In Boston, Heather O’Reilly admits she’ll miss New Jersey, where she grew up and later played for Sky Blue, but she enjoyed training with and playing a couple of games for the Breakers in her new hometown last summer. Her husband is a Harvard man, and she says the practice facility is almost literally across the street from her home.

In Rochester and Buffalo, Abby Wambach is going home, but it wasn’t a no-brainer. She confirmed that she bought a house in Portland and is in mid-remodel. She also admits the attention in Rochester can be overwhelming, and that partially explains why she’ll live in Buffalo.

“Fans will be fans. They’ll interrupt you in the middle of dinner. For the most part, it’s so sweet. I’m an extrovert. But … the privacy factor was a concern. The buffer between Rochester and Buffalo will help.”

But she’s happy to see her extended family, saying she wants to see nieces and other relatives through the season.

So can the Flash crash at her Portland place when they visit the Thorns?

In any case, all three players are happier than Megan Rapinoe, who isn’t unduly upset about her allocation but tells Grant Wahl she’s a little surprised to be in Seattle instead of Portland. (You’d think Portland and Seattle would simply swap Rapinoe for Morgan, which would be a more equitable distribution of forwards. And the talk last summer was that Morgan had some Seattle ties, but I’m not up on such things.)

Other bits of news from the Monday calls:

– The Washington Spirit haven’t worked out details on when and how they’ll get goalkeeper Ashlyn Harris from German club Duisburg, but they don’t seem concerned that she’ll miss much time.

– Wambach says friends from other national teams have asked her for contact info for coaches and personnel people through NWSL. She joked that she’s only putting them in touch with her coach with the Flash, Aaran Lines.

– Why did every USWNT Olympic player, including those thought to be retiring (looking at you, Heather Mitts) or perhaps indifferent, put their names on the allocation list? Why go through the grind of a league, facing the possibility of a new U.S. coach cleaning house or accumulated wear and tear proving too much to overcome, rather than go out on top? Here’s a great answer from Wambach:

“The minute you win something, it inspires you to want to do it again because all your hard work has paid off.”

On that note, the U.S. national team is in camp Feb. 2. The new cycle begins …

Published by

Beau Dure

The guy who wrote a bunch of soccer books and now runs a Gen X-themed podcast while substitute teaching and continuing to write freelance stuff.
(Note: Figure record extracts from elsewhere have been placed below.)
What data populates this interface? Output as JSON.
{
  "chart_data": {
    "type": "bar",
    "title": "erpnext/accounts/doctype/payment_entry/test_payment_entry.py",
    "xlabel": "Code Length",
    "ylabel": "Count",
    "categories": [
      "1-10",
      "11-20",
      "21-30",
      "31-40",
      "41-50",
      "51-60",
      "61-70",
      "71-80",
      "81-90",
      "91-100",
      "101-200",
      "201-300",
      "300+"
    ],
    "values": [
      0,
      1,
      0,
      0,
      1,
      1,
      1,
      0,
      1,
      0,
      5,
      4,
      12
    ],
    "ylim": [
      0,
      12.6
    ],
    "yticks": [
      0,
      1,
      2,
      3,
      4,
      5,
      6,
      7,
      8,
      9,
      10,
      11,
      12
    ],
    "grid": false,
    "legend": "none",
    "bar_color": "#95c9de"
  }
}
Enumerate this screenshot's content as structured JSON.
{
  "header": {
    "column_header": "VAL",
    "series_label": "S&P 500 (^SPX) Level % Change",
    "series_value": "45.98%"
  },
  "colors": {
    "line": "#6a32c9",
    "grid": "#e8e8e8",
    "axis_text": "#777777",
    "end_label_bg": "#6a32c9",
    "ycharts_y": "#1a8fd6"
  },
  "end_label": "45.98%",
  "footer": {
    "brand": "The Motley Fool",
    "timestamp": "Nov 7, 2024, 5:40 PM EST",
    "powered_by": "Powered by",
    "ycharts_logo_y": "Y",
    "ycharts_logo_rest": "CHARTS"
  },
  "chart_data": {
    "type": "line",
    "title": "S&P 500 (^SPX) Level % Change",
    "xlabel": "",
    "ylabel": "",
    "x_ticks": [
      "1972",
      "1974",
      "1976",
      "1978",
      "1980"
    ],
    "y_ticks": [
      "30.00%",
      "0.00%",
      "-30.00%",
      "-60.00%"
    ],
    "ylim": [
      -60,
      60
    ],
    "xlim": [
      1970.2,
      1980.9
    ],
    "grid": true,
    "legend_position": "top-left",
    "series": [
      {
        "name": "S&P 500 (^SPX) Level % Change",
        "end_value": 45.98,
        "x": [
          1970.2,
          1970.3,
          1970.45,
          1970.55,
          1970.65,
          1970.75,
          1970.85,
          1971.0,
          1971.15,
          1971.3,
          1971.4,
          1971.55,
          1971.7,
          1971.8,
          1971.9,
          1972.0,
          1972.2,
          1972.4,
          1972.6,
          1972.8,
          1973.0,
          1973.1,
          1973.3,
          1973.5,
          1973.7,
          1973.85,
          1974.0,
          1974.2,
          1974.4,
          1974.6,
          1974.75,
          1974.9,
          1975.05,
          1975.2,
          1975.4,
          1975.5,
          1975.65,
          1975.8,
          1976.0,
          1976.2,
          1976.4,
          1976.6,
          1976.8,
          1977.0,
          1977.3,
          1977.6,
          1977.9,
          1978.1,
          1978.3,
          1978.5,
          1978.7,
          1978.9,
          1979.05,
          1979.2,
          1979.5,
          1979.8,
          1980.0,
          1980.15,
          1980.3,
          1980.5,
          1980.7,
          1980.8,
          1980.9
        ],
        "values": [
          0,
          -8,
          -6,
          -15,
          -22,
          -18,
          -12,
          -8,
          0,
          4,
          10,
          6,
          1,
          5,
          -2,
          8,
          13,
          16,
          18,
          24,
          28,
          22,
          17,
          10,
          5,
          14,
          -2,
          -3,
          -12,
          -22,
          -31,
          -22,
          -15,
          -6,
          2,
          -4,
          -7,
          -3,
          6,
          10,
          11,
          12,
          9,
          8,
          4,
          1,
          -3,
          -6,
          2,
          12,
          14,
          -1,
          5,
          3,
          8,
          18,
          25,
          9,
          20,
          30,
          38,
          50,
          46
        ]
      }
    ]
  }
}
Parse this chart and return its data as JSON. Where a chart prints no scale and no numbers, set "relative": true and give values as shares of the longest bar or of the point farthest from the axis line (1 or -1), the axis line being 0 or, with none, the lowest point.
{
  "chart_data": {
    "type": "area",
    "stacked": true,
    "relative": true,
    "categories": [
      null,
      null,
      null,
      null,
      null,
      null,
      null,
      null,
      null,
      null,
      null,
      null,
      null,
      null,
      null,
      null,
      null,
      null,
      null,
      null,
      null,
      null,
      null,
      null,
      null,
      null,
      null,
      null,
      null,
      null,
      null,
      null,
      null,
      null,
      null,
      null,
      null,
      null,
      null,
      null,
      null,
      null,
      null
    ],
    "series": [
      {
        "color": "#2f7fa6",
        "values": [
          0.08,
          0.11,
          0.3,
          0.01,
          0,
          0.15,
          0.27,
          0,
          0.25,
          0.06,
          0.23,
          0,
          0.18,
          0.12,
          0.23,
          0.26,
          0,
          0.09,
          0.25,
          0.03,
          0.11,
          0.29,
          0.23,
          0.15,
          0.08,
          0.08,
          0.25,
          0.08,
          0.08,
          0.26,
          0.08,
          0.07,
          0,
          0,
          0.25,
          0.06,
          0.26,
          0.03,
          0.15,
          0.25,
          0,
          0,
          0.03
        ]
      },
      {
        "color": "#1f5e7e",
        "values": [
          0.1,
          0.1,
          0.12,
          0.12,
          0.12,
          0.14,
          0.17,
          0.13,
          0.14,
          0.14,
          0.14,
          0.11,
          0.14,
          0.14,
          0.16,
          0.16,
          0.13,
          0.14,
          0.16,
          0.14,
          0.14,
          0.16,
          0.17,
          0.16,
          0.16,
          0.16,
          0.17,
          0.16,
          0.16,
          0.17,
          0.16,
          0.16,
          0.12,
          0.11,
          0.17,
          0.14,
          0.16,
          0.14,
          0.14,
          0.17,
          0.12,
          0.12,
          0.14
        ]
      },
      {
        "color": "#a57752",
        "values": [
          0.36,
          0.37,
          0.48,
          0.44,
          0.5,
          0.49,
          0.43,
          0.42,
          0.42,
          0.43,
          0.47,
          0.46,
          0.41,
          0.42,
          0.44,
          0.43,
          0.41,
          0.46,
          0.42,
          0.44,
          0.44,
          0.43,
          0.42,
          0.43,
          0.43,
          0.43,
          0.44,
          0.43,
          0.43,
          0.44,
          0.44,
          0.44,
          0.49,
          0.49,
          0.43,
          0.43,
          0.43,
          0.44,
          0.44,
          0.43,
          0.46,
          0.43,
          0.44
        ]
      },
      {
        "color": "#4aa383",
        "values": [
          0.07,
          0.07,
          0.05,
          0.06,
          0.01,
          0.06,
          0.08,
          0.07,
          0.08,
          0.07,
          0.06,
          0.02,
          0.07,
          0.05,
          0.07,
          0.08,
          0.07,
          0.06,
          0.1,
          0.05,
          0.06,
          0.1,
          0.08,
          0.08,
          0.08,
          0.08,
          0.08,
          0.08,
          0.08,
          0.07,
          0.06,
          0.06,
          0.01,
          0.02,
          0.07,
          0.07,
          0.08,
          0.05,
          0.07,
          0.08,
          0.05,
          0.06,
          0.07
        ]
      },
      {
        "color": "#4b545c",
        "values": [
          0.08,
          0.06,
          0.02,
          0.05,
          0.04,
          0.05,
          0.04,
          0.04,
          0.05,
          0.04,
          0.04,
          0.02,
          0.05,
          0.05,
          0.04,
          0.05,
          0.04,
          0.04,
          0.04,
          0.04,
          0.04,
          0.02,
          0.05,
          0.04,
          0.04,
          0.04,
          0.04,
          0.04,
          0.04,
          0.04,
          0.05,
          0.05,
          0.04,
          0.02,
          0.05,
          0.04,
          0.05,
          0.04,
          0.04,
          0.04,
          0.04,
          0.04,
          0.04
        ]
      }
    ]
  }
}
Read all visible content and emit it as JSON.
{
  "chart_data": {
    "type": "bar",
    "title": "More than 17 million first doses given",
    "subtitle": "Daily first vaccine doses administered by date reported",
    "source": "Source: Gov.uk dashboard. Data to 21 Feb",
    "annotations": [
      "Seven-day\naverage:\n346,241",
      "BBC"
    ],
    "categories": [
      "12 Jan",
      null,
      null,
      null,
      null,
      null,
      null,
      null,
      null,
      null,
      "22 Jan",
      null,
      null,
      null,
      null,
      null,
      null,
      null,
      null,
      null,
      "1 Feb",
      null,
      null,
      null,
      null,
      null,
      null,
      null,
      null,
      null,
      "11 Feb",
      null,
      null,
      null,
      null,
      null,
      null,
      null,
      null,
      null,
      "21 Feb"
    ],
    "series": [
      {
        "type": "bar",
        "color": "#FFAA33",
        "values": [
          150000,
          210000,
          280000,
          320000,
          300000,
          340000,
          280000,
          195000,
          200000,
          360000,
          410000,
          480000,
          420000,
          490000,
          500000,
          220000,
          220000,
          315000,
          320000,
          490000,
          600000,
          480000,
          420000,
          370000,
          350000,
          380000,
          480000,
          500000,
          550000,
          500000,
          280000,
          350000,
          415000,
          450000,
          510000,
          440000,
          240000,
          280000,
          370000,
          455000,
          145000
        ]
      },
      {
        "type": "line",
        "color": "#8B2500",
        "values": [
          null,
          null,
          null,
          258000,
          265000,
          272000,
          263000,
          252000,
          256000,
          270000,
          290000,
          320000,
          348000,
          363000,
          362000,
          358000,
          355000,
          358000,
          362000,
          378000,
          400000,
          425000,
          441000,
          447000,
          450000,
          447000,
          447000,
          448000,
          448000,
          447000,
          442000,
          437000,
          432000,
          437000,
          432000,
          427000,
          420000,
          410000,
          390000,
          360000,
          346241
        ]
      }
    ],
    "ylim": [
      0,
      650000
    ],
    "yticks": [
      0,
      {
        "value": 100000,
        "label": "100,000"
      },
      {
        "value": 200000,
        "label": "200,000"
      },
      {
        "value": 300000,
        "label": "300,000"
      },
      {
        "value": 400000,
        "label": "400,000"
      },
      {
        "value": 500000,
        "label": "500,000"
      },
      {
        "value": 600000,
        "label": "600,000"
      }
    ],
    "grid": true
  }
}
3 thoughts on “NWSL stars: Home sweet home”

  1. It does seem a little odd that despite the point of the NWSL presumably being to help groom the 2015 national team that the allocation is dominated by old-timers like Boxx, Mitts, Rampone, and Wambach who are unlikely to last that long.

  2. Prospects for the US can enter the free agency without and still play in the league. There isn’t anything like the international cap of two players per team Canada and Mexico have to potentially deal with after their allocation spots used are up. They had to use their slots for some younger players just to make sure they played. Plus a lot of our likely prospects are in college and can’t play in the league anyway. It would be nice to see some of them come into the senior camp, but the league will have to wait. This first season having the NT members who won the Olympics, even for just a year, seems necessary.

  3. I, for one, am not concerned about USWNT allocations or how Portland appears to be walking off with the best players. What matters is that the NWSL get a FULL season in with ALL the teams remaining intact and playing to the end of the 2013 season, even if this just looks like the NBA D-league without the NBA $$$$. Financial stability and long term continuity would be nice for a change.

    Once the action starts, it will be about the players on the field and the talent that emerges. That is what really matters.